Un frémissement parcouru l’assemblée… Cet enfant voyait et ressentait des choses que les deux hommes n’avaient pu percevoir.
- Montre nous ce que tu vois, somma l’aîné, tenant sa main pétrie de glace.
- Une lampe, dit l’enfant
Et sortant l’objet, il replongea à l’intérieur :
- Un livre d’histoires
Il retira l’objet sans même regarder.
-Une flûte
Et continua ainsi, dans le silence consterné de ses frères, à ponctuer ses découvertes d’un rire, tout en nommant les trésors qu’il déposait à ses pieds.


Dehors, la stature du petit homme devient plus imposante, comme étirée de l’intérieur.


Mais aux pieds de l’enfant, les hommes rudes ne voyaient, eux, que des choses abjectes, honnies jusque dans leurs pires cauchemars : des bêtes rampantes et gluantes, un objet ensanglanté, des miroirs renvoyant des visages mauvais, des livres emplis de souvenirs pénibles, les portraits de leurs précédentes victimes, .. le tout imprégnés d’odeurs fétides et de plaintes déchirantes.


Dehors, l’homme rayonnait maintenant d’une indicible lueur.


L’enfant commençait à se lasser de ce jeu sans compagnon. Il s’arrêta enfin. Autour de lui, ses frères, son père, les femmes en retrait paraissaient frappés de stupeur. N’osant avancer ni reculer. Immobiles, condamnés dans la contemplation de leurs propres terreurs.
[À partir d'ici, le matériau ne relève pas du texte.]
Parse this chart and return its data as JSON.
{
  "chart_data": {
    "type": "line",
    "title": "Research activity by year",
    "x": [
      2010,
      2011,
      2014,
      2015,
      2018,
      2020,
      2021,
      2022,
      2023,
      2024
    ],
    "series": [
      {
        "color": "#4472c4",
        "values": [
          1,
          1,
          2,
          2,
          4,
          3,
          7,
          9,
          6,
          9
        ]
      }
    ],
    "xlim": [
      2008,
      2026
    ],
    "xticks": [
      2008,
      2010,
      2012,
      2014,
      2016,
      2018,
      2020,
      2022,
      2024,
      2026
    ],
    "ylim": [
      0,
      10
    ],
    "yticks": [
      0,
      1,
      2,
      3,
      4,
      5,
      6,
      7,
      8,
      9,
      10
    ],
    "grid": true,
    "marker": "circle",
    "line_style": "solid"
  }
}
Alors, l’homme resté au dehors avança vers la porte de la maison. Il sonna une fois, comme la veille, exactement à la même heure du jour.
Mais cette fois, ce fut la crainte qui accueillit le tintement. Personne ne se sentait la force d’aller ouvrir et par là même de briser la fascination morbide qui les emprisonnait tous autour de cette valise au contenu violé.

L’enfant seul, dévala l’escalier, et d’un grand rire ouvrir la porte :
-Ah, c’est toi, Monsieur, qu’ils sont beaux tes jouets !!!
-Je suis venu, dit l’homme, payer ma dette à tes parents
Et déposant trois plumes dans la paume de l’enfant, il gravit avec lui les marches vers le palier.

Le père reçut la somme : trois pièces d’aspect antique, auréolées d’or.
-Merci, dit-il bredouillant, voulez-vous que nous vous aidions à prendre votre bagage. Il vous semblait si lourd.
-Ca ira , répondit l’homme, ce ne sera plus nécessaire.
Il se pencha sur la valise, l’ouvrit bien grande, comme si elle n’avait jamais été magiquement close puis se pencha à l’intérieur. Il en sortit deux grandes ailes :
- Ca faisait longtemps… leur dit-il, avec un sourire amusé.
Elles lui allaient encore à merveille.

Il descendit, ouvrit la porte, ne se retourna pas et prit son envol.
Dans la maisonnée, ca sentait le petit pain tout juste sorti du four, un air de musique bourdonnait. Sur le palier, plus de valise, juste quelques jouets et l’enfant au milieu.


Et dans la froide main du père, trois plumes frissonnaient doucement.